Any Excuse to Look at Other People's Bedrooms and Bathrooms

     Tampa is home to some very interesting people. There's a great diversity of people, old and young, from all around the country, and all around the world, who have made Tampa their home. Some are working, and some are retired. Many have started second or third careers or contribute their time and money to local museums, charities, and civic organizations. Quite a few people have disposable income. There are many intelligent, talented, and fascinating people who call Tampa their home. 

    Just as Tampans are interesting and unique, dare I say quirky, Tampa neighborhoods have their own flair and favor, their own unique bent, and their residents are really very proud of and love to show off their neighborhoods. Several neighborhoods have annual home and garden tours during which residents open up their homes so that hundreds of strangers can traipse in and out all day. Neighborhood volunteers, and the owners themselves, are on hand to act as docents and to answer questions as strangers enter their most private spaces. People taking the tour go to the starting point to check in and receive a map, and then they're free to follow the map as they wish, visiting the homes they want to see, walking from stop to stop.

    Our first home tour was in Hyde Park Village, starting on Tampa Bay itself and moving a few blocks inland.  Bayshore Boulevard is its eastern boundary. The Hyde Park neighborhood was established in the 1880s when railroad financier Henry B. Plant built the first bridge across the Hillsborough River at Lafayette Street (now Kennedy Boulevard). The first house in the neighborhood was built by James Watrous in 1882. It quickly became a prestigious neighborhood, home to both mansions and to "bungalows," smaller homes, but homes that didn't skimp on craftsmanship and luxury.  Many of the homes existing in Hyde Park today were built in the 1920s, during Florida's first "Boom" years.  The Hyde Park Neighborhood Association created a great video detailing its history.  Watch it here https://youtu.be/0M_1i1Kou5M . On this tour, in March, the featured homes ranged from a much younger $4 million mansion directly on the waterfront to 1920s-built bungalows valued, according to Zillow, at about $800,000.  Hyde Park continues to be a prestigious and high-priced neighborhood of Tampa today.






        A month later, the neighborhood of Seminole Heights hosted its own tour of homes. Seminole Heights was born in 1911. T. Roy Young had 40 acres to develop about three miles north of downtown Tampa. He called it Seminole Heights. Ten years earlier Tampa's population had reached 26,000. A trolley line connected Sulphur Springs to downtown, making travel to the suburbs possible and inviting. The streetcar made it possible to live in one area of town and work in another. The houses built here were mostly bungalow, oriented east-to-west and started at $5,000, a lot of money at the turn of the 20th century. Other developers soon moved in, building cheaper homes, starting at about $1400. Like Hyde Park, the Florida Boom years of the 1920s brought more people to the neighborhood. Today, Seminole Heights is a mix of gentrified and renovated historic homes surrounded by slightly less gentrified homes. One major point of pride amongst Seminole Heights residents is the presence of 15 parks, including a couple along the Hillsborough River. The area is more affordable than some other areas of Tampa Bay, and it's attracting young professionals and their families. The houses on this tour have an average value closer to $400,000.

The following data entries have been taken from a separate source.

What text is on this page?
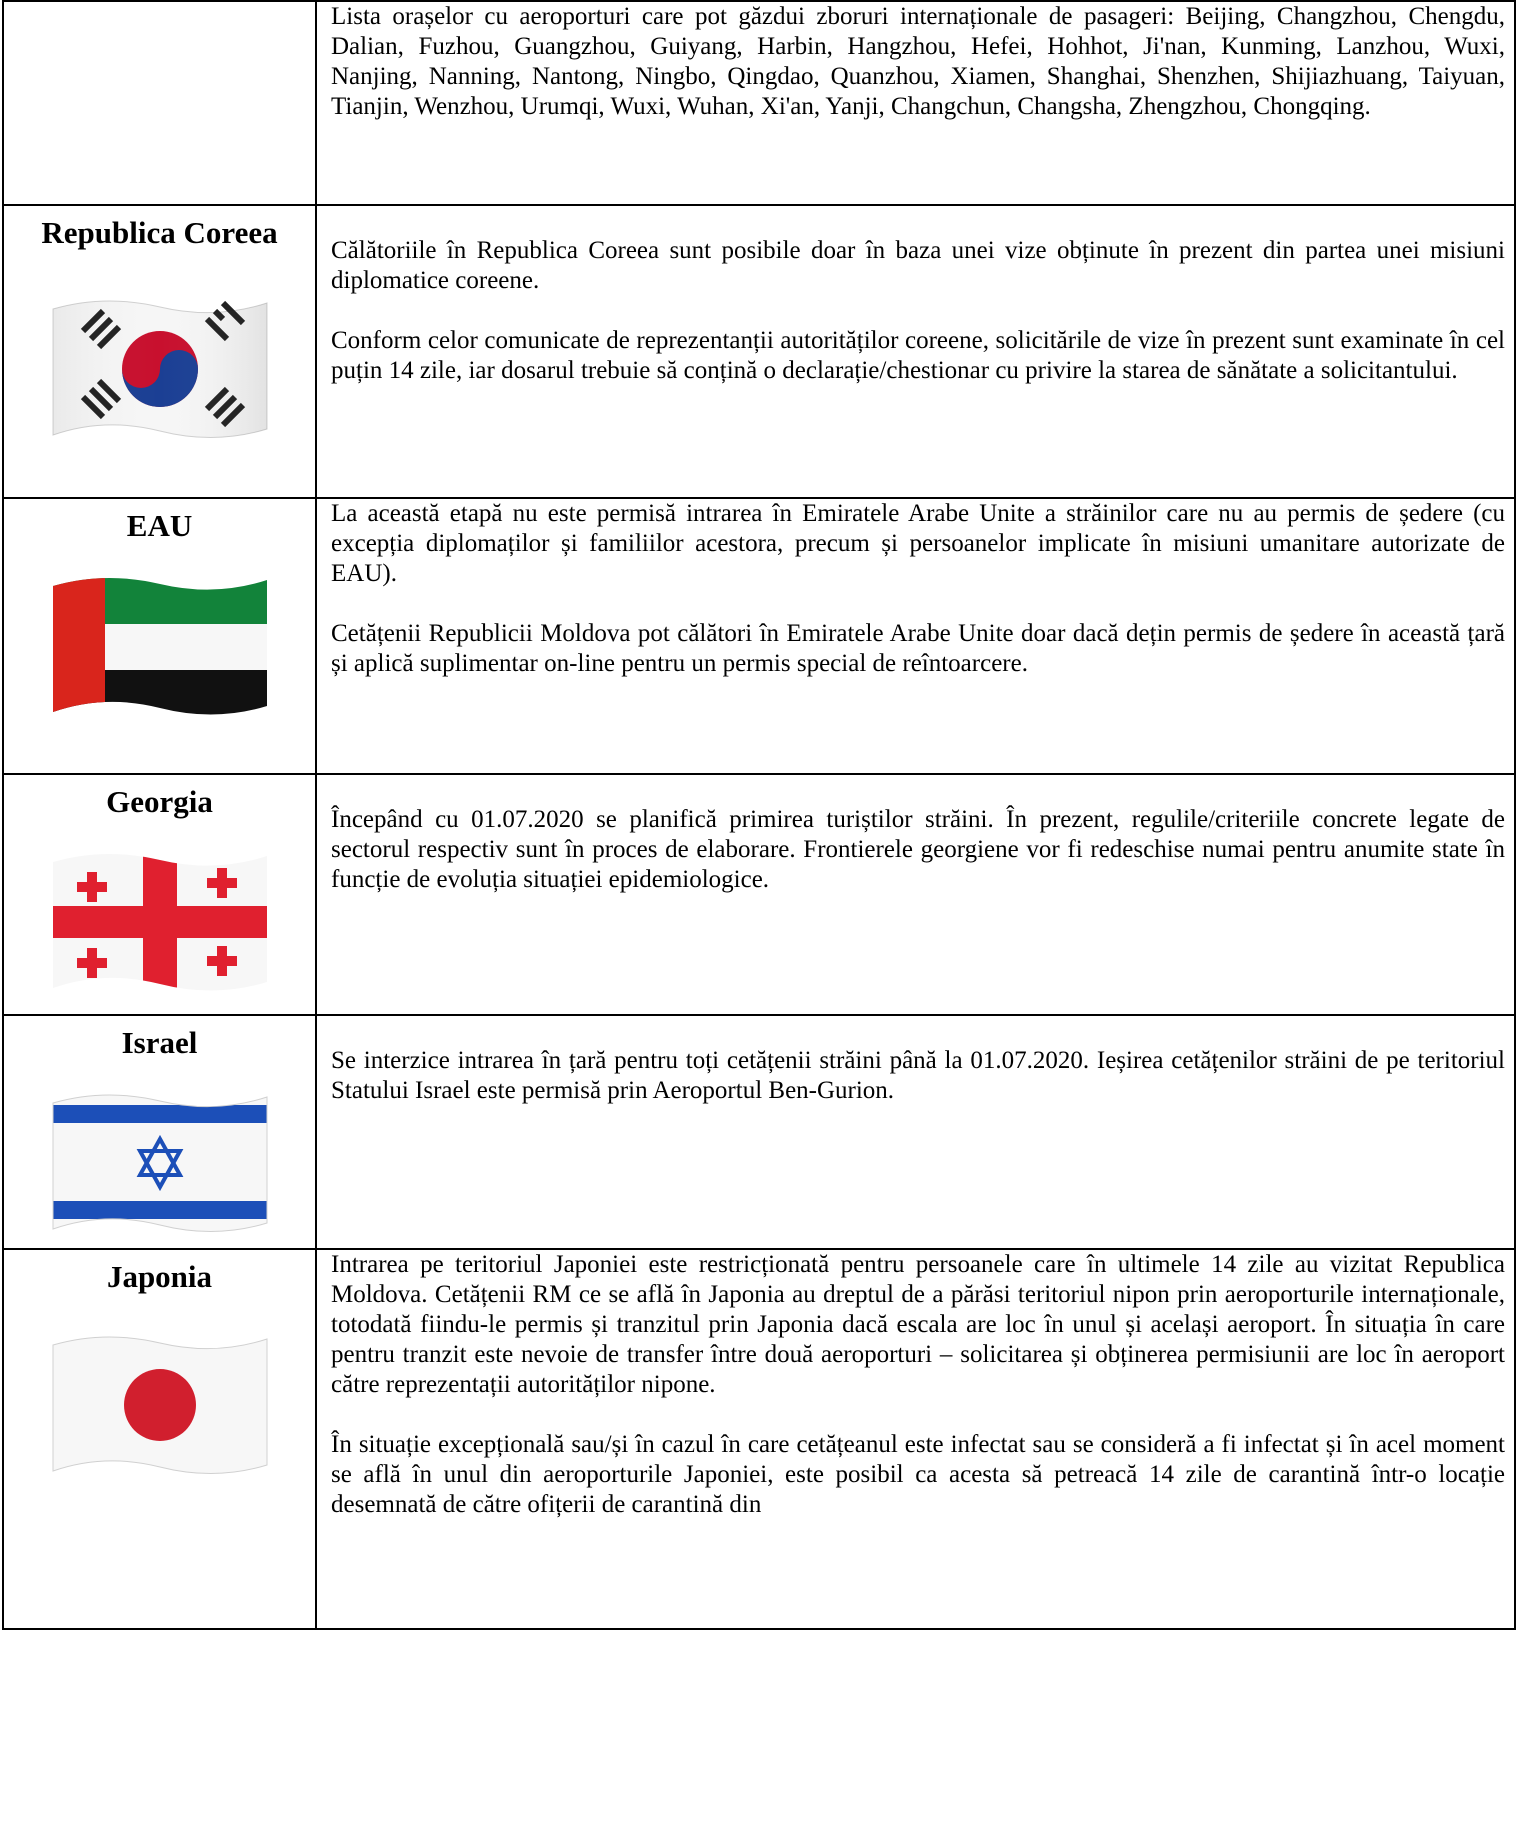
	Lista orașelor cu aeroporturi care pot găzdui zboruri internaționale de pasageri: Beijing, Changzhou, Chengdu, Dalian, Fuzhou, Guangzhou, Guiyang, Harbin, Hangzhou, Hefei, Hohhot, Ji'nan, Kunming, Lanzhou, Wuxi, Nanjing, Nanning, Nantong, Ningbo, Qingdao, Quanzhou, Xiamen, Shanghai, Shenzhen, Shijiazhuang, Taiyuan, Tianjin, Wenzhou, Urumqi, Wuxi, Wuhan, Xi'an, Yanji, Changchun, Changsha, Zhengzhou, Chongqing.

Republica Coreea	Călătoriile în Republica Coreea sunt posibile doar în baza unei vize obținute în prezent din partea unei misiuni diplomatice coreene.

Conform celor comunicate de reprezentanții autorităților coreene, solicitările de vize în prezent sunt examinate în cel puțin 14 zile, iar dosarul trebuie să conțină o declarație/chestionar cu privire la starea de sănătate a solicitantului.

EAU	La această etapă nu este permisă intrarea în Emiratele Arabe Unite a străinilor care nu au permis de ședere (cu excepția diplomaților și familiilor acestora, precum și persoanelor implicate în misiuni umanitare autorizate de EAU).

Cetățenii Republicii Moldova pot călători în Emiratele Arabe Unite doar dacă dețin permis de ședere în această țară și aplică suplimentar on-line pentru un permis special de reîntoarcere.

Georgia	Începând cu 01.07.2020 se planifică primirea turiștilor străini. În prezent, regulile/criteriile concrete legate de sectorul respectiv sunt în proces de elaborare. Frontierele georgiene vor fi redeschise numai pentru anumite state în funcție de evoluția situației epidemiologice.

Israel	Se interzice intrarea în țară pentru toți cetățenii străini până la 01.07.2020. Ieșirea cetățenilor străini de pe teritoriul Statului Israel este permisă prin Aeroportul Ben-Gurion.

Japonia	Intrarea pe teritoriul Japoniei este restricționată pentru persoanele care în ultimele 14 zile au vizitat Republica Moldova. Cetățenii RM ce se află în Japonia au dreptul de a părăsi teritoriul nipon prin aeroporturile internaționale, totodată fiindu-le permis și tranzitul prin Japonia dacă escala are loc în unul și același aeroport. În situația în care pentru tranzit este nevoie de transfer între două aeroporturi – solicitarea și obținerea permisiunii are loc în aeroport către reprezentații autorităților nipone.

În situație excepțională sau/și în cazul în care cetățeanul este infectat sau se consideră a fi infectat și în acel moment se află în unul din aeroporturile Japoniei, este posibil ca acesta să petreacă 14 zile de carantină într-o locație desemnată de către ofițerii de carantină din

    Most of the houses on the Seminole Heights tour were 1920s bungalows, but there were a couple of notable exceptions. One house, built in 2010, is the only 2-story house in the neighborhood, but it still blends in beautifully. Another house, built in 1950, represents modern experimental architecture; it's a Lustron house. Lustron only existed from 1947 to 1950, touting the new modern construction technique of building with porcelain covered steel. The house in Seminole Heights is one of two still standing in Tampa. Across the country, there are about 1500 Lustron houses still standing. For this house, 3900 parts were shipped to Seminole Heights and assembled by a construction crew. It was a favorite house on the tour.








    All in all, we discovered that home and garden tours of historic neighborhoods are a lot of fun, and we look forward to more in the future. Look around and find tours in your area. After all, any excuse to look at other people's bathrooms and bedrooms!